Boom en Argentine, pas au Brésil

En Amérique du sud, PSA est en plein boom en Argentine... mais reste à la traîne au Brésil. Sur l'ensemble du continent, il  affiche une pénétration un peu supérieure à 5%, très inférieure là aussi par rapport aux principaux concurrents. "A cause d'un effet de change défavorable, nous afficherons des pertes au Brésil", reconnait-on chez PSA. La percée dans le Maghreb et en Turquie n'empêche pas de mauvaises performances en Russie, malgré l'implantation récente d'une usine à Kalouga.  En dépit de ces difficultés, l'intercontinentalisation de PSA est en marche, incontestablement.
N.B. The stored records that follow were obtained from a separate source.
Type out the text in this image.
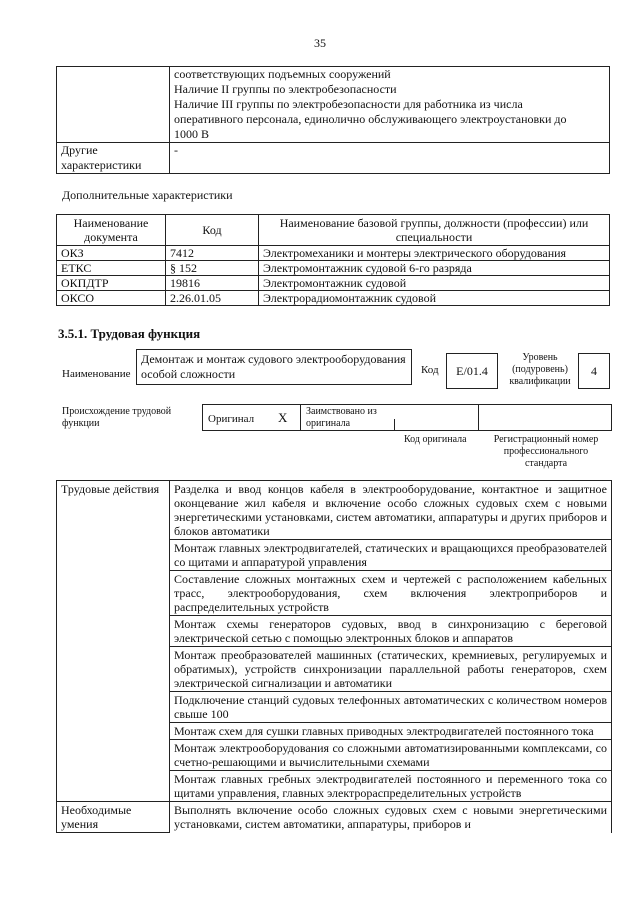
35

	соответствующих подъемных сооружений
Наличие II группы по электробезопасности
Наличие III группы по электробезопасности для работника из числа
оперативного персонала, единолично обслуживающего электроустановки до
1000 В

Другие характеристики	-
Дополнительные характеристики
Наименование документа	Код	Наименование базовой группы, должности (профессии) или специальности
ОКЗ	7412	Электромеханики и монтеры электрического оборудования
ЕТКС	§ 152	Электромонтажник судовой 6-го разряда
ОКПДТР	19816	Электромонтажник судовой
ОКСО	2.26.01.05	Электрорадиомонтажник судовой
3.5.1. Трудовая функция
Наименование
Демонтаж и монтаж судового электрооборудования особой сложности	Код	E/01.4
Уровень (подуровень) квалификации
4
Происхождение трудовой функции	Оригинал X Заимствовано из оригинала
Код оригинала	Регистрационный номер профессионального стандарта
Трудовые действия	Разделка и ввод концов кабеля в электрооборудование, контактное и защитное оконцевание жил кабеля и включение особо сложных судовых схем с новыми энергетическими установками, систем автоматики, аппаратуры и других приборов и блоков автоматики
	Монтаж главных электродвигателей, статических и вращающихся преобразователей со щитами и аппаратурой управления
	Составление сложных монтажных схем и чертежей с расположением кабельных трасс, электрооборудования, схем включения электроприборов и распределительных устройств
	Монтаж схемы генераторов судовых, ввод в синхронизацию с береговой электрической сетью с помощью электронных блоков и аппаратов
	Монтаж преобразователей машинных (статических, кремниевых, регулируемых и обратимых), устройств синхронизации параллельной работы генераторов, схем электрической сигнализации и автоматики
	Подключение станций судовых телефонных автоматических с количеством номеров свыше 100
	Монтаж схем для сушки главных приводных электродвигателей постоянного тока
	Монтаж электрооборудования со сложными автоматизированными комплексами, со счетно-решающими и вычислительными схемами
	Монтаж главных гребных электродвигателей постоянного и переменного тока со щитами управления, главных электрораспределительных устройств
Необходимые умения	Выполнять включение особо сложных судовых схем с новыми энергетическими установками, систем автоматики, аппаратуры, приборов и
Restructuration en bonne voie

Les plans de restructuration sont, eux, "en bonne voie", avec la suppression prévue de 8.000 emplois en France via la fermeture du site d'Aulnay (3.000 postes) et la réduction de la voilure à Rennes (1.400).  Après les levées de boucliers il y a un an lors de l'annonce de ce plan social - qui avait valu à la famille Peugeot des rodomontades de la part d'Arnaud Montebourg, ministre du Redressement productif -, celui-ci est bien avancé dans son exécution. 2.000 propositions d'emploi ont été faites à Aulnay et 600 à Rennes, le groupe  ayant promis "zéro licenciement sans solution derrière". 

5.000 solutions de reconversion

En tout, PSA affirme que 5.000 solutions de reconversion ont été proposées aux 8.000 personnes frappées en France par ledit plan social. La direction de PSA Peugeot Citroën a indiqué par ailleurs ce mercredi qu'elle allait proposer "un gel des salaires et une adaptation de la durée de travail hebdomadaire" dans le nouveau contrat de compétitivité actuellement en négociation, afin de soutenir "le redressement du groupe".  Bref, ce n'est pas gagné. Mais le marché financier a plutôt préféré voir les bonnes nouvelles. Sitôt les résultats connus, le  titre du constructeur automobile a bondi de plus de 7% dans les premiers échanges à la Bourse de Paris ce mercredi.